Now up in the Pinch Hitters series is Jay Gargiulo, who took a look at Javier Vazquez’s career to examine his reputation as a pitcher who crumbles in clutch situations.
Jay is one of two regular writers for a Yankees blog that’s listed in our blog roll, but has a name Sam and I aren’t quite sure we can post in such a family forum. You know the one. The blog started in 2008, but Jay says he has, “hated Kevin Youkilis since he, his hideous goatee and his obnoxious batting stance showed up in Boston in 2004.”
Jay has a professional background in market research analysis, and that guides much of his writing. He’s done more analysis of Vazquez in a longer post on his site, but the nuts and bolts are right here.
When the Yankees re-acquired Javier Vazquez shortly before Christmas, many fans were less than enthusiastic about the trade. Vazquez was coming off of an excellent year in which he set career bests in ERA along with K/BB, WHIP and several other peripheral stats and finished 4th in the NL Cy Young voting. There were few complaints about his 2010 salary, or parting ways with Melky Cabrera, Arodys Vizciano and Mike Dunn — although neither of those were trivial concerns — so what was the problem?
Simply put, many Yankee fans consider Vazquez to be someone who “can’t handle pitching in New York,” based mostly on his second half in 2004 during which he racked up a 6.92 ERA in his last 14 starts and pitched his way out of the playoff rotation. His first pitch to Johnny Damon in Game 7 of the ALCS only solidified that reputation. More recently, his former manager Ozzie Guillen publicly called out Javy for not being a “big game pitcher.”
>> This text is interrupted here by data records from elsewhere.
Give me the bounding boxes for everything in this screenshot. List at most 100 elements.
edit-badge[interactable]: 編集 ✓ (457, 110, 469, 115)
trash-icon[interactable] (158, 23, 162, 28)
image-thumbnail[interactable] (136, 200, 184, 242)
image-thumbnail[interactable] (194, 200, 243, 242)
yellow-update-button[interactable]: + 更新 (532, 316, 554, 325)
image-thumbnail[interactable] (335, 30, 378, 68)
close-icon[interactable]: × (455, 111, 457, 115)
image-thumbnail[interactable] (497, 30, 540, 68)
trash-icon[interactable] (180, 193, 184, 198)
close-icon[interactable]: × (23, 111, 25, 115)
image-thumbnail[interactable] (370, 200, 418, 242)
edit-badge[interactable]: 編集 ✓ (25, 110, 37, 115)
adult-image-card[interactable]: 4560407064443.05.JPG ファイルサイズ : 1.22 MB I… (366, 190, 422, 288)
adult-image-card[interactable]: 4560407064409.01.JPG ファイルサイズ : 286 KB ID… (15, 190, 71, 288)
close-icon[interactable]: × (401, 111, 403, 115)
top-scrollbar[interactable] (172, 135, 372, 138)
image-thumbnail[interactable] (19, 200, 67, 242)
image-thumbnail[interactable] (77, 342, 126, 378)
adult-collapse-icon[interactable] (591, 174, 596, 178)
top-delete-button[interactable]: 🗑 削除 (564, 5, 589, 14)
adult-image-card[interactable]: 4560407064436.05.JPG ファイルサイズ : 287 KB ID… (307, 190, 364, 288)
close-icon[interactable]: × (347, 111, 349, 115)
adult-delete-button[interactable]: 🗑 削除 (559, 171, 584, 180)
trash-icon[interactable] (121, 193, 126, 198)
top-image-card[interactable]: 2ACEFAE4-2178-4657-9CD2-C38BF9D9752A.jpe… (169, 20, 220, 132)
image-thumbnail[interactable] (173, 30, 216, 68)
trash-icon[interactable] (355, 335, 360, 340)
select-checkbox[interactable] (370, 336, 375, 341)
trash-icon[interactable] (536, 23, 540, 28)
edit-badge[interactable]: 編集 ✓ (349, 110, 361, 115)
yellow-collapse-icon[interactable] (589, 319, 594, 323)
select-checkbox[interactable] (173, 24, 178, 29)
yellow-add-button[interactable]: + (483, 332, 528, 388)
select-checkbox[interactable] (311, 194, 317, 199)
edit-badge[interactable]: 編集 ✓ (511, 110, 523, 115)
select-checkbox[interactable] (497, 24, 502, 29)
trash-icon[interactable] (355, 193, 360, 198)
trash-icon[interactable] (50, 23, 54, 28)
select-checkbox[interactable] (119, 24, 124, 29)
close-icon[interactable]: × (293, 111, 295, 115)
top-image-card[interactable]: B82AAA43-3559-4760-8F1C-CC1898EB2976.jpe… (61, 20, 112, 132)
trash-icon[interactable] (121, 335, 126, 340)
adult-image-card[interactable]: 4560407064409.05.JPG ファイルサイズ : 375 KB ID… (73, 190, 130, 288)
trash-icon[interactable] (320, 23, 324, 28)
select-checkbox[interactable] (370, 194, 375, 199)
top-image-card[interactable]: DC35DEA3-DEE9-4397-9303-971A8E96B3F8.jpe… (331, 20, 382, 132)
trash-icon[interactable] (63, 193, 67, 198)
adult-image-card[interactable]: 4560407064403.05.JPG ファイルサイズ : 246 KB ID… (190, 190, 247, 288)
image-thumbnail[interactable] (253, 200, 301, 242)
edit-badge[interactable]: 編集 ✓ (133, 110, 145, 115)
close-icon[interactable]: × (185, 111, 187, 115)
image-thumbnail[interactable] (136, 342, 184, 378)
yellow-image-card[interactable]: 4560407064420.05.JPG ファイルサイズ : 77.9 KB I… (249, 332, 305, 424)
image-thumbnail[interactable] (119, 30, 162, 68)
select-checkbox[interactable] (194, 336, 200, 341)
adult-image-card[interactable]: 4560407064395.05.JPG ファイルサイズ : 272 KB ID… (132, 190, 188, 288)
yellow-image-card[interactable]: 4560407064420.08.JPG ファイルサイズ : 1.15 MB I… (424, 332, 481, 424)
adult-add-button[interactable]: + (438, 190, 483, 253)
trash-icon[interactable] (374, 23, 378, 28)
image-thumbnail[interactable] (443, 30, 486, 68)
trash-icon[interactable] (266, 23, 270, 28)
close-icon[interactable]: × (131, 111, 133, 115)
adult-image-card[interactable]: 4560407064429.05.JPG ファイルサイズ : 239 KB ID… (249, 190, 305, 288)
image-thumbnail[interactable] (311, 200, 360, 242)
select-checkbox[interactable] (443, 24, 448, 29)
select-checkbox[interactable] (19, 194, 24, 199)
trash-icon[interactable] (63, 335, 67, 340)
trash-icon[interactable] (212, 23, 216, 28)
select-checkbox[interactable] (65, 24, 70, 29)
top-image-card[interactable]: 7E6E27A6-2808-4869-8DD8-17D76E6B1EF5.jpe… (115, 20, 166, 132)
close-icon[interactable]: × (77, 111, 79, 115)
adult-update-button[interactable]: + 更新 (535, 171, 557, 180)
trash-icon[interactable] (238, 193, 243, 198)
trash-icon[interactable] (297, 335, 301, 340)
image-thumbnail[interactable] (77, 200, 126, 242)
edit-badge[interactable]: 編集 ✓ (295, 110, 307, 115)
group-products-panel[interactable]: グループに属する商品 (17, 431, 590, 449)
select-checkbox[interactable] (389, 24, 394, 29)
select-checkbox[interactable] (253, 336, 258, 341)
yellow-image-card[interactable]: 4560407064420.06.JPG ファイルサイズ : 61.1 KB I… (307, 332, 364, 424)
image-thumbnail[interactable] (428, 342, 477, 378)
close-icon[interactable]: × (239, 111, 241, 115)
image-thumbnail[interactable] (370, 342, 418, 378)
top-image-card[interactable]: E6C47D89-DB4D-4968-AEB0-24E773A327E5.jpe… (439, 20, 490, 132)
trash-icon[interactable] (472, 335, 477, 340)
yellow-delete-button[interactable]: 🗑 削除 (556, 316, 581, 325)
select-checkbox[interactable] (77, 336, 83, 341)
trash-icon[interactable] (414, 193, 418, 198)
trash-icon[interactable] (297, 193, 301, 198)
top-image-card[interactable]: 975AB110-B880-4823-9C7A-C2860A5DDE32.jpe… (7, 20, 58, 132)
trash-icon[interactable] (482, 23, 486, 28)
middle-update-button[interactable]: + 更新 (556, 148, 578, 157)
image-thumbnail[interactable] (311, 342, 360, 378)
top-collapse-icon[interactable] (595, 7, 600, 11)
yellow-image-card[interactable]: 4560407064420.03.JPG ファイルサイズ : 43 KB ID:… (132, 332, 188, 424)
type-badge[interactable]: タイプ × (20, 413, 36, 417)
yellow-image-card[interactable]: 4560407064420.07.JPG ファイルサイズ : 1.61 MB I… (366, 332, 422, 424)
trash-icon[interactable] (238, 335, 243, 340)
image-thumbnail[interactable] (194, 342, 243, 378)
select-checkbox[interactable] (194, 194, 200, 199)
Over the course of his career, Vazquez has excellent strikeout, hit and walk rates for a starting pitcher but sports only a slightly better-than-average ERA of 4.19 and a won-lost record of 142-139. In short, his talents as a pitcher seem to outpace his results. What causes this?
One possibility is that Vazquez gives up hits at inopportune times. After all, a double with the bases loaded has infinitely greater impact on a pitcher’s ERA than one with the bases empty. So how does Vazquez perform with men on base?
In the chart we provided, tOPS+ measures opposing hitters’ production in each split against Vazquez. From the pitcher’s perspective, 100 is average and lower numbers are better. The results are clear: Vazquez gets hit harder with men on base and hardest with the bases loaded. How does Javy perform in relation to the score of the game? He’s roughly the same when the lead or deficit is between 0 and 4 runs but is significantly better when the margin is greater than four.
Combine the presence of men on base and the score of the game (along with the inning the game is in) — as Baseball-Reference.com’s leverage index does — and we see that Vazquez pitches worse as the significance of the at-bat increases.
Vazquez’s poor numbers with men on base suggest that he may lose something pitching out of the stretch. His tendency to pitch better when the game isn’t close might indicate he doesn’t respond very well to anxiety (which says more about how he is hard-wired than whether or not he’s mentally tough). But does this mean won’t pitch well as a Yankee this time around?
To say that Vazquez can’t handle pitching in New York requires the assumption that the stress resulting from in-game situations is the same as the pressure of pitching for one franchise or another. And anyway, the expectations of Javy are significantly lower this time around. Instead of being earmarked as a future ace after the departure of Roger Clemens, Andy Pettitte and David Wells as he was in 2004, Vazquez is only being asked to solidify the depth of a World Series winning rotation.
Furthermore, there’s a major difference between “hasn’t” and “can’t.” While it’s true that Javy hasn’t pitched well under pressure, it’s inaccurate to say that he can’t. As A-Rod proved this past postseason, it’s foolish to brand a player as a choke artist.
The bottom line is that Vazquez is a very talented pitcher who is likely to throw more than 200 innings while maintaining a better-than-average ERA in 2010. He might be frustrating to watch at times, but probably much less so than the Yankees’ previous fourth starter — Joba Chamberlain — was in 2009.